On a daily base about 5000 files are generated and imported with an external file source job using the XML and xpaths for meta data.
It's all working nicely, however, the import into M-Files is so slo...o..w.....

Any experience here to speed up this process, to increase the # of files per import (for example 500 in stead of 100) etc?
The (virtual) hardware shouldn't be the issue, nor the SQL vault database.

We have a backlog of let's say a few million files, so any speed increase would be great.


PS: best wishes all!
  • Are you using text recognition (OCR) in the file source job? OCR processing utilizes a large amount of available CPU resources during import which can slow it down. If you have OCR enabled, try running the import job with it disabled and see what effect that has. If the source PDFs are already text searchable OCR processing is unnecessary anyway.

    If you are not using OCR, then could you please describe what is the current speed of the import?
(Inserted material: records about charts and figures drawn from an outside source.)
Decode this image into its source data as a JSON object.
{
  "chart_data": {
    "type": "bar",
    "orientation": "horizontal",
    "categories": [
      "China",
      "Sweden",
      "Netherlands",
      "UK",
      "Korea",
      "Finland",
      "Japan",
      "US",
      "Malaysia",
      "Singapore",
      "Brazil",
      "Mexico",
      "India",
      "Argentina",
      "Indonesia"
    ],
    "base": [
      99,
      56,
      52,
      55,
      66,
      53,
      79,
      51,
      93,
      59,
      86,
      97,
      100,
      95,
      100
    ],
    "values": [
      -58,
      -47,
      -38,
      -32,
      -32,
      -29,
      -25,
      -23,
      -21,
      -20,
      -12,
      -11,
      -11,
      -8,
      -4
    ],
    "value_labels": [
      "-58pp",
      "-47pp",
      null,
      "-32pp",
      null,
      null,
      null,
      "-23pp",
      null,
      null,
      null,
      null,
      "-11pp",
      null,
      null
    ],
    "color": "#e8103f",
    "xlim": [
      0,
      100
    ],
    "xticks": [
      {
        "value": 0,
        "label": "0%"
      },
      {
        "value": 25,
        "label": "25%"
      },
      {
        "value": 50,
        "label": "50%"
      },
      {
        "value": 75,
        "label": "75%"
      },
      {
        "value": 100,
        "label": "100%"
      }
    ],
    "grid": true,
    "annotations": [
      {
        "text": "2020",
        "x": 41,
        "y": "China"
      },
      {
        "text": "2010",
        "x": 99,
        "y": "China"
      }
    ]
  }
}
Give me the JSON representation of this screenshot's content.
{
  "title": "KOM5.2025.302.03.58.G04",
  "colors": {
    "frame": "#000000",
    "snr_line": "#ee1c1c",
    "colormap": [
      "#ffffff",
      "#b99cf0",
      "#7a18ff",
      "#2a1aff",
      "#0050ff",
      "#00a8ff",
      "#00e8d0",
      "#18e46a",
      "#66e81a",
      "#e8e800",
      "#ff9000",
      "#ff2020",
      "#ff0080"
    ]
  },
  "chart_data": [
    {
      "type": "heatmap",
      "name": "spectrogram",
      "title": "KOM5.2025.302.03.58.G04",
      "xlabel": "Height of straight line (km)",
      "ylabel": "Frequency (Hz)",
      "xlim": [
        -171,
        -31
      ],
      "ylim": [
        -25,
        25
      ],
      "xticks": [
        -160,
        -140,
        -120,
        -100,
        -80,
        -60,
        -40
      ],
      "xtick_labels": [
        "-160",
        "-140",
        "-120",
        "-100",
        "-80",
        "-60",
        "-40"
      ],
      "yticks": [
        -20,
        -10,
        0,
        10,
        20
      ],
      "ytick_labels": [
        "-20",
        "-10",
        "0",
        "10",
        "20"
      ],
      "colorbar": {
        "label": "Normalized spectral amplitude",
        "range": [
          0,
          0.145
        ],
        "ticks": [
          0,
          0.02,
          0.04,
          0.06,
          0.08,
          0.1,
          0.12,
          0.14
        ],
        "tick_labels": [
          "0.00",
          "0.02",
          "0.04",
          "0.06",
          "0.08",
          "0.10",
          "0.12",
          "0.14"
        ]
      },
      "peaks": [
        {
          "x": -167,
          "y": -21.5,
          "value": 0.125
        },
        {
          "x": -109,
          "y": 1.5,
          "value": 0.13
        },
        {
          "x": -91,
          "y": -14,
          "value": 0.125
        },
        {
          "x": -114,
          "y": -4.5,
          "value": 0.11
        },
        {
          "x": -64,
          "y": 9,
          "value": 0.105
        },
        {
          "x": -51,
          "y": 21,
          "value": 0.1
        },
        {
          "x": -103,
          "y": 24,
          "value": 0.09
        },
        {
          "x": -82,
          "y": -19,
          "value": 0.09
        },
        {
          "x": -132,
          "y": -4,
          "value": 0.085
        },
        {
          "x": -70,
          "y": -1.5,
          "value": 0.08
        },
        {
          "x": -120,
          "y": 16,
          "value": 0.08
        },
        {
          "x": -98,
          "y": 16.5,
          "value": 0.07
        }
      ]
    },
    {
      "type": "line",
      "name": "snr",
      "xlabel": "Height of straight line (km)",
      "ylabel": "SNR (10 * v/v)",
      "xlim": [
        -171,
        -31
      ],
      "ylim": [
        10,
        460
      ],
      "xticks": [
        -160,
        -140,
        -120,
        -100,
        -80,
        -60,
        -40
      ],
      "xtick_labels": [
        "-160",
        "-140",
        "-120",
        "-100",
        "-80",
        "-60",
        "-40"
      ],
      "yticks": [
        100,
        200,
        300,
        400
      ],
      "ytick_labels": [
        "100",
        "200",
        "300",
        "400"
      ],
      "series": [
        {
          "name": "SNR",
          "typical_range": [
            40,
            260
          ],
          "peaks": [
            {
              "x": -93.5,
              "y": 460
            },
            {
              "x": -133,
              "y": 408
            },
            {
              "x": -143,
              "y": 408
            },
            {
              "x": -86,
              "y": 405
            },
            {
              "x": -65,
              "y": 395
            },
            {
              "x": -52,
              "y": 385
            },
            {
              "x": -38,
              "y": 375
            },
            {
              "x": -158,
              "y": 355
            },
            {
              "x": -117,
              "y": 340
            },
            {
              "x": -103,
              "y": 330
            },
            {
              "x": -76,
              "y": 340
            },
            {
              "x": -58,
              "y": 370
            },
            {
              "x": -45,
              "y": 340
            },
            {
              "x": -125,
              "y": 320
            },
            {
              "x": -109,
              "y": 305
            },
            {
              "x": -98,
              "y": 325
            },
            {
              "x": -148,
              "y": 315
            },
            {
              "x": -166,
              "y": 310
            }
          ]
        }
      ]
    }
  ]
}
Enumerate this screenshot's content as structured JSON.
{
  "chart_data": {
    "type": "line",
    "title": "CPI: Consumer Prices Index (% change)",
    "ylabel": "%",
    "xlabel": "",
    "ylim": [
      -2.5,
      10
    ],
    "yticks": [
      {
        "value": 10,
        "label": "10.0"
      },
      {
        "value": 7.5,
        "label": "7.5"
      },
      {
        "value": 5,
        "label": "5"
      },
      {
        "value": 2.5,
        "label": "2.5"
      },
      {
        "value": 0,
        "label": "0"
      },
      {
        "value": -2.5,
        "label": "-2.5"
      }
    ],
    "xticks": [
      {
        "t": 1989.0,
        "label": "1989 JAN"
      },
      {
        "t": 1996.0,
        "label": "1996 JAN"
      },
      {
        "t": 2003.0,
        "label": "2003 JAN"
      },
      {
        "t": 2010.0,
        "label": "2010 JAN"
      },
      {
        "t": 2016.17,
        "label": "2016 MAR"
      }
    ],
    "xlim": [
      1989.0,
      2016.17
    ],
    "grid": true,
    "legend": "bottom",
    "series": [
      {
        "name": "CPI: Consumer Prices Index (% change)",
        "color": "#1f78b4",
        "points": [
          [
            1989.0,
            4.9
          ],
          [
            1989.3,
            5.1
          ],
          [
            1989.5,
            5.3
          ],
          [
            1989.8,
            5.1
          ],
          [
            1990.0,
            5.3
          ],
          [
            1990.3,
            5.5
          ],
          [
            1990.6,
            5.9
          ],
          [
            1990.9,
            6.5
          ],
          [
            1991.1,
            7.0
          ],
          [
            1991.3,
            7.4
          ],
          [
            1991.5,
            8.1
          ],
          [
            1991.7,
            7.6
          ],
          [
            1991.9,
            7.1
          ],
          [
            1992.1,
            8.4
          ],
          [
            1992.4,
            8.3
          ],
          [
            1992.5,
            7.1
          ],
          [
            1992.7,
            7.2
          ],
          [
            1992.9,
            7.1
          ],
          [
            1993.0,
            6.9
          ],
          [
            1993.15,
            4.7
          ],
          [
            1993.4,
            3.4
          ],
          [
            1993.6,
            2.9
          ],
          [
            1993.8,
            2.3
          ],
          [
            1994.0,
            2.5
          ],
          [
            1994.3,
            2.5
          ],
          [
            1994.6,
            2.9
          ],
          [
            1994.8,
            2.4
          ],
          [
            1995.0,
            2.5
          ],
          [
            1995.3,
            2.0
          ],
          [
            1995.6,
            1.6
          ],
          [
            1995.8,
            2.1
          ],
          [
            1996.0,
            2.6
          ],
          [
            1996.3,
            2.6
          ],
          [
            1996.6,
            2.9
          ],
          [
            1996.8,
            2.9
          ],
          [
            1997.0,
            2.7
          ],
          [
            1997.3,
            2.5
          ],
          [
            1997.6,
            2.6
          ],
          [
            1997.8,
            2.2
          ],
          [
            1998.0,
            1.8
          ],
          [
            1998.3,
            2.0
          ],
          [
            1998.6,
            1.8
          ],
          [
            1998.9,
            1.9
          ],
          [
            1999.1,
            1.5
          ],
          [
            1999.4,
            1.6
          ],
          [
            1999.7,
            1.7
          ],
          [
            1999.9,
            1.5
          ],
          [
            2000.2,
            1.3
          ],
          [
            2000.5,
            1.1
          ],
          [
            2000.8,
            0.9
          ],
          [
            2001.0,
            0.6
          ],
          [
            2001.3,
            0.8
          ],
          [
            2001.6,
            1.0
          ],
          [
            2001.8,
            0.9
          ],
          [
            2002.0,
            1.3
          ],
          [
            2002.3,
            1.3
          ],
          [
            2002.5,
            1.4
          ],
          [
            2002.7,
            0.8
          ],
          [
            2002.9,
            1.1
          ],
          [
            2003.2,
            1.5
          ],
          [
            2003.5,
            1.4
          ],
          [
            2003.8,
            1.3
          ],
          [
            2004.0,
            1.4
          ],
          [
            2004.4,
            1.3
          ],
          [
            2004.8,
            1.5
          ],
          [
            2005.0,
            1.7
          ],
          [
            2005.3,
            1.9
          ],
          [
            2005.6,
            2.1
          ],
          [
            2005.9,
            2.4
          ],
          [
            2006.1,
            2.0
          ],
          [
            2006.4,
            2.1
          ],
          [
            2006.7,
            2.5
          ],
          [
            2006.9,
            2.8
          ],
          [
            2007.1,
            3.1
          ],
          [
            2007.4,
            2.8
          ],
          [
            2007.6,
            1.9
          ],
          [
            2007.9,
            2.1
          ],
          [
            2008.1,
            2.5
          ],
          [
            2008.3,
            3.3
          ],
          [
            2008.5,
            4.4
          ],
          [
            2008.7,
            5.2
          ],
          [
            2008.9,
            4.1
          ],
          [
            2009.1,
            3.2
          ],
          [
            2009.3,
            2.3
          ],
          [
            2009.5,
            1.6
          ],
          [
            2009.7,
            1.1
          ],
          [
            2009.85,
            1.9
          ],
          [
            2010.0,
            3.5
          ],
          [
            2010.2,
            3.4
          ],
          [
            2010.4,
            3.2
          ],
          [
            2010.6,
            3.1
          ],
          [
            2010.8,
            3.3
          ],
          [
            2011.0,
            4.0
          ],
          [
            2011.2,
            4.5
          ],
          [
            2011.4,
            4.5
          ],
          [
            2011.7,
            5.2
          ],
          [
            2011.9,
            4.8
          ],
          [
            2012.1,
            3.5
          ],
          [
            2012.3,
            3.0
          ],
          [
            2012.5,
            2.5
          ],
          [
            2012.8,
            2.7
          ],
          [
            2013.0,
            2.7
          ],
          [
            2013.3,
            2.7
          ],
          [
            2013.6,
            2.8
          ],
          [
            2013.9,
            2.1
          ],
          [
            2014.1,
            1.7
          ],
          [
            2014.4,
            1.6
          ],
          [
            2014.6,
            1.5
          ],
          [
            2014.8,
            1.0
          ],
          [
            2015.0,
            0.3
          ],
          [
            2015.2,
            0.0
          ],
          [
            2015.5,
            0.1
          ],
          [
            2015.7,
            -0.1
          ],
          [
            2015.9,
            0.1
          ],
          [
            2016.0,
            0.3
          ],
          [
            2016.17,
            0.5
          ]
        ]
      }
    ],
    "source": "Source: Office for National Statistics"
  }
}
How long does it take to import, say, 100 documents?
  • Former Member
    Former Member
    Hia,

    OCR is not used in this case and can be ignored (as test: importing flat Tif image + XML files has the same performance).
    Importing 100 documents lies between 100 to 150 seconds, so basically 1/1,5 second a file, or about 100.000 per day when running full time.

    That is a lot ofcourse, but when you speak of millions, it means we can import about 3 million files per 1 month, meaning we need 4-5 months of full time importing.
  • Former Member
    Former Member
    Are you using the import tool?

    The GUI has a memory leak that causes it to slow down to a crawl, if you can use CLI version it is much faster.

  • Importing 100 documents lies between 100 to 150 seconds, so basically 1/1,5 second a file, or about 100.000 per day when running full time.


    That sounds about normal, we usually estimate importing speed to be ~1 document/second if we don't have details about the environment. The actual speed depends on a lot of variables such as the hardware specs, the network, the complexity of the metadata structure and any event handlers and other scripts that need to run when the document is added to the vault etc.
  • Former Member
    Former Member
    That sounds about normal, we usually estimate importing speed to be ~1 document/second if we don't have details about the environment. The actual speed depends on a lot of variables such as the hardware specs, the network, the complexity of the metadata structure and any event handlers and other scripts that need to run when the document is added to the vault etc.

    The environment is no issue. All data is local for the server and there's nothing complex about plain text property import. Server CPU isn't going over 10% and memory is barely dented for the process.

    What would be the impact if we duplicate the import job to a second or third, and do parallel imports? Is M-Files ready for concurrent threads in this manner and would that increase import speed?
  • Former Member
    Former Member
    something strange.

    I manually duplicated the import job to a job_2. Everything is exactly the same, except for the name_2 and the source folder_2 (which is also local just like first job).

    So now I have the jobs: Import_Converted_Files & Import_Converted_Files_2

    The second job_2 imports like 5-10 times faster than the first job. Exactly the same files, meta data etc.
    How??

    Is M-Files doing something funny with the external source name property? It feels like that there is some form of ever growing registry causing the job to become increasingly slower?

    Any clue? or is this a glitch in the software?
  • Former Member
    Former Member
    And the same again. 2nd job is slowing down.
    Creating a new, identical, third job_3 will import much faster again, about 5x faster.


  • What would be the impact if we duplicate the import job to a second or third, and do parallel imports? Is M-Files ready for concurrent threads in this manner and would that increase import speed?


    If there is a logical way to split the importing to several jobs that might speed things up since each import job runs in its own thread I think. However I'm not that familiar with the technical details of importing so you could check this from technical support if you have a maintenance subscription. Support may also have an explanation for why the importing slows down after a while.
  • Former Member
    Former Member
    I contacted support and will post any findings.
  • Former Member
    Former Member
    Have you tried using the non-GUI import?